FOR organisations grappling with layoff decisions, none of the choices are easy. Probably one of the hardest decisions is how many positions should be eliminated.

According to experts at human capital management firm DBM, organisations must aim to make the first staff reduction deep enough so that subsequent cutbacks - which will only prolong the trauma for the organisation and its people - can be avoided, if possible.

The next set of decisions, centring on "how" and "who", are just as tough. A company has primarily three methods to consider when reducing its workforce:

* Voluntary early retirement, in which employees nearing the age of retirement are offered incentives to retire early;

* Voluntary separation, in which employees of any age or level can be offered incentives to leave (those eligible to volunteer are determined in advance by the company); and,

* Involuntary separation, in which positions are eliminated, forcing employees to depart at the company's discretion.

Unfortunately, most companies today - because they are financially pressured to cut quickly - are reluctant to offer voluntary programmes. Voluntary separation is generally more time-consuming and expensive, as employees need to be given more than a month to decide if they want to volunteer.

However, workers who are offered a chance to leave on their own accord generally feel more in control of their futures and tend to hold fewer hard feelings toward their former employers.

Therefore, companies are encouraged to implement a voluntary programme before resorting to involuntary measures.

Voluntary programmes

To ensure success, voluntary programmes require two key elements:

* incentives that employees will deem worthwhile; and

* support, such as a career decision workshop, to help employees understand the situation and decide whether the time is right for them to make a career change.
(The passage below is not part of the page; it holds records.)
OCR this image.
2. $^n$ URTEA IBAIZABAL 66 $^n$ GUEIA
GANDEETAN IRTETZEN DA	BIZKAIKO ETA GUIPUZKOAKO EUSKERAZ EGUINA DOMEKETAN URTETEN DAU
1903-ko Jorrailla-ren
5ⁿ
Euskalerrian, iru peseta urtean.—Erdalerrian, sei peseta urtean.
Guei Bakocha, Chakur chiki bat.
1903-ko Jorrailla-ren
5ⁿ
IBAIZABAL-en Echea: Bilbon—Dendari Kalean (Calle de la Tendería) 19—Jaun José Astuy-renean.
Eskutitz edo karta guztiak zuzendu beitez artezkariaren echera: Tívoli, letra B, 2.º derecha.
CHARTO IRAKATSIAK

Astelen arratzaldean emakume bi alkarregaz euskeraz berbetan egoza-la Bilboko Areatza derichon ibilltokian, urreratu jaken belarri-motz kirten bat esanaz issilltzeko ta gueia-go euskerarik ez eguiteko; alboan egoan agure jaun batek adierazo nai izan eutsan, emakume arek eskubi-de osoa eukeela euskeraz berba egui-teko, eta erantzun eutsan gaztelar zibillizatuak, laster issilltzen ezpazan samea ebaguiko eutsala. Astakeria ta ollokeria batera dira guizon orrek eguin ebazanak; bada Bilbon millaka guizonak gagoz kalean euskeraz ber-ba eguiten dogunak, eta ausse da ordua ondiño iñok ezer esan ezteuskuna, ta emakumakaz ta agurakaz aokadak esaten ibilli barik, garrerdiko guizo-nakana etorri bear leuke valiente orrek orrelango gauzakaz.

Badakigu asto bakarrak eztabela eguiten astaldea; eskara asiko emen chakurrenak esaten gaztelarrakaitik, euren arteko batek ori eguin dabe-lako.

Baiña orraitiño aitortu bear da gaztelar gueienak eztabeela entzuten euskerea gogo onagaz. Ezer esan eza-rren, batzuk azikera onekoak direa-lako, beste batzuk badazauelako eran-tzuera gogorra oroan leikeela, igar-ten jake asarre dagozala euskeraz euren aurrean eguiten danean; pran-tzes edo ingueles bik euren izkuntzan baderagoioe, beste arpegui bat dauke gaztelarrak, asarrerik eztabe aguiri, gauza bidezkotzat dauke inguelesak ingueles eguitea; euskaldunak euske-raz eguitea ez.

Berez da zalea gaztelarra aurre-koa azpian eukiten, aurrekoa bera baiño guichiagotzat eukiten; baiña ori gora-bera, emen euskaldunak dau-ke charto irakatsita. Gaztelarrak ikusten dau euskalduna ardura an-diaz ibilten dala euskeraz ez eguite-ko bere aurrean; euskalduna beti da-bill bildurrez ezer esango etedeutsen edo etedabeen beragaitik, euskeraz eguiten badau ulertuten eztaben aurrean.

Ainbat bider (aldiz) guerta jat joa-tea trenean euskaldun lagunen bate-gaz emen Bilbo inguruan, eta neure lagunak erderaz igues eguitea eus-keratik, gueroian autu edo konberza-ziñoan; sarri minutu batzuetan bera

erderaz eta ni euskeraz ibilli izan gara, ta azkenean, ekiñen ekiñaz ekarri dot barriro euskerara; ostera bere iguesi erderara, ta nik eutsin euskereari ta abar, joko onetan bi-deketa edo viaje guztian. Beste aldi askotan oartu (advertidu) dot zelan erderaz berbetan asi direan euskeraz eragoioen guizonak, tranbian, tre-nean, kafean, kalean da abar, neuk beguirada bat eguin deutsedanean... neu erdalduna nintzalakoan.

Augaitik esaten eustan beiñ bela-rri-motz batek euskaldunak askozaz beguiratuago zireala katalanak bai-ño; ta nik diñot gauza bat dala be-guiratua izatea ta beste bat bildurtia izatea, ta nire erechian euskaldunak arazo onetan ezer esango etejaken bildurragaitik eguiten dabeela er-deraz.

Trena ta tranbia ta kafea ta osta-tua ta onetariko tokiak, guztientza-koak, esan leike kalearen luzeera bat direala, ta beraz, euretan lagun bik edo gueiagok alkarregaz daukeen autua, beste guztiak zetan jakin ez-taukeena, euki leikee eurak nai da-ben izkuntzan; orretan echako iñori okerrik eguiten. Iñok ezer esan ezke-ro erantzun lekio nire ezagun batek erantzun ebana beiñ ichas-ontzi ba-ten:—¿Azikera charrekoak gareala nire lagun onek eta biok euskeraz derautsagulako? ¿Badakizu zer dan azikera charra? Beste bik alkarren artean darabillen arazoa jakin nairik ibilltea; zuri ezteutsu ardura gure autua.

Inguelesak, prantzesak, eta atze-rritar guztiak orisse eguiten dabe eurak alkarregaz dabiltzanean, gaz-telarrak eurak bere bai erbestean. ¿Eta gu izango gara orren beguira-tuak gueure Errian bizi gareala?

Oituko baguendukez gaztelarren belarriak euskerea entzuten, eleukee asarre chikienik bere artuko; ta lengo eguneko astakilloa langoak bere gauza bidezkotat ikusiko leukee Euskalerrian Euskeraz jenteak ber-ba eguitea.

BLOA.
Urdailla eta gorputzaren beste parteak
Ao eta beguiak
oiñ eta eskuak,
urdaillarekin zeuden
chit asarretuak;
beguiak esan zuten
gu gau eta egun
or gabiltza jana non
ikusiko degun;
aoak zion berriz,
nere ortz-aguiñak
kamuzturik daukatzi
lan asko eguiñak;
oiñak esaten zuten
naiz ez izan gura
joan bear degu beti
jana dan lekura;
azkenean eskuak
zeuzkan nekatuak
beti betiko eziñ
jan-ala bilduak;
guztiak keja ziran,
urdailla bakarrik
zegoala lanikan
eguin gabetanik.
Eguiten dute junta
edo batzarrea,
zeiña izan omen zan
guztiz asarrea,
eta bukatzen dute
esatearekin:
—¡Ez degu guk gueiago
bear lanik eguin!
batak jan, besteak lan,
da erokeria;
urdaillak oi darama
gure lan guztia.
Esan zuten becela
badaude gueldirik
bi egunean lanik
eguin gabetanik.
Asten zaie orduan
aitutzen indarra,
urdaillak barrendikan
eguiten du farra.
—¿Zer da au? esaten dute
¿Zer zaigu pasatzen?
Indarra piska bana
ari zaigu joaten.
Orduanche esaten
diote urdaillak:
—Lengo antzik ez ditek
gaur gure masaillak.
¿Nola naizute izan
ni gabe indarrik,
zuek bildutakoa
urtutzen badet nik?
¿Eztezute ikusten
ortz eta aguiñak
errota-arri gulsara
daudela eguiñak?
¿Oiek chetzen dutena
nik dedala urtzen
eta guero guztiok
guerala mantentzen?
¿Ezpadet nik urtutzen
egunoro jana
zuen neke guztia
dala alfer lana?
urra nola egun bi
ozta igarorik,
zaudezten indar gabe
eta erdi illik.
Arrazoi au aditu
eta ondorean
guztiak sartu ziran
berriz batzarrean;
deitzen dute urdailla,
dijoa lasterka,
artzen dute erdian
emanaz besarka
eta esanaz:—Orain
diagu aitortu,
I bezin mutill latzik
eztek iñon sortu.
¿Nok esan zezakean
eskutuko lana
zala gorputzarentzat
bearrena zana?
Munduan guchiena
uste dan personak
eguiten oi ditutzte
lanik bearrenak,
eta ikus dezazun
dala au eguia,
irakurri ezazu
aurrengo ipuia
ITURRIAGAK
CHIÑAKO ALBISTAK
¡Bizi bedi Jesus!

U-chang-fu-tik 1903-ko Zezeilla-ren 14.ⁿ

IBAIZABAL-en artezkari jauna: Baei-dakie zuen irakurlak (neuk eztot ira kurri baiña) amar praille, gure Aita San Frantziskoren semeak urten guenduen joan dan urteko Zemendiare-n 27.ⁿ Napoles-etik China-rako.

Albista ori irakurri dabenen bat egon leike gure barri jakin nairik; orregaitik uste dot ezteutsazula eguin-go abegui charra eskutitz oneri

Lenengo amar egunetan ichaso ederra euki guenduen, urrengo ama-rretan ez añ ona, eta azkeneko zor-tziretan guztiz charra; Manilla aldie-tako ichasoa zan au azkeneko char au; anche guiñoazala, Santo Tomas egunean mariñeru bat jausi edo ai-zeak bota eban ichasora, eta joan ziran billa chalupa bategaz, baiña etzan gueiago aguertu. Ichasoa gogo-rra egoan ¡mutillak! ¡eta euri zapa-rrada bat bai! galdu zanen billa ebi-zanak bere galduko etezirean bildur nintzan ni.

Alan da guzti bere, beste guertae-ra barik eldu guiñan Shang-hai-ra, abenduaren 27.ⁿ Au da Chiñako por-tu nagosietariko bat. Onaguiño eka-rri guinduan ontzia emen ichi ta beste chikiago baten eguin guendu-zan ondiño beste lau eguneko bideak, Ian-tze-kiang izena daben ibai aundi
Companies that offer their employees career decision support typically meet and exceed the number of volunteers they expect to receive. The better employees understand their options, the more comfortable and confident they feel about leaving the organisation.

With regard to incentives, typical offerings include enhanced severance packages (that is, cash bonuses and bridging to retirement) and outplacement/career transition support to assist employees in deciding their futures, whether it be finding a new job, starting a business or pursuing a new career. Early retirement candidates are also typically offered an extension of health insurance coverage and other benefits.

Involuntary separation

In selecting which positions to eliminate, do not use your existing performance appraisal system to evaluate employees unless you plan to establish a new system after the cutbacks.

Once an appraisal system is used to determine who should be let go, it is perceived as tainted. To prevent employees from feeling as if their jobs are on the line every time they are evaluated for raises and promotions, it is best to use separate selection criteria during a cutback.

"Forced ranking" is often used to determine involuntary cutbacks. In this process, managers determine a list of the most critical skills needed among their workers to increase their company's profitability. Employees are then evaluated according to the critical skills criteria.

Focusing on skill as opposed to performance helps cutbacks to remain directly in line with a company's restructuring goals. Poor performance should not be a selection factor in restructuring; it is a separate issue that managers should address on a daily basis to ensure their workforce is always operating at the highest level.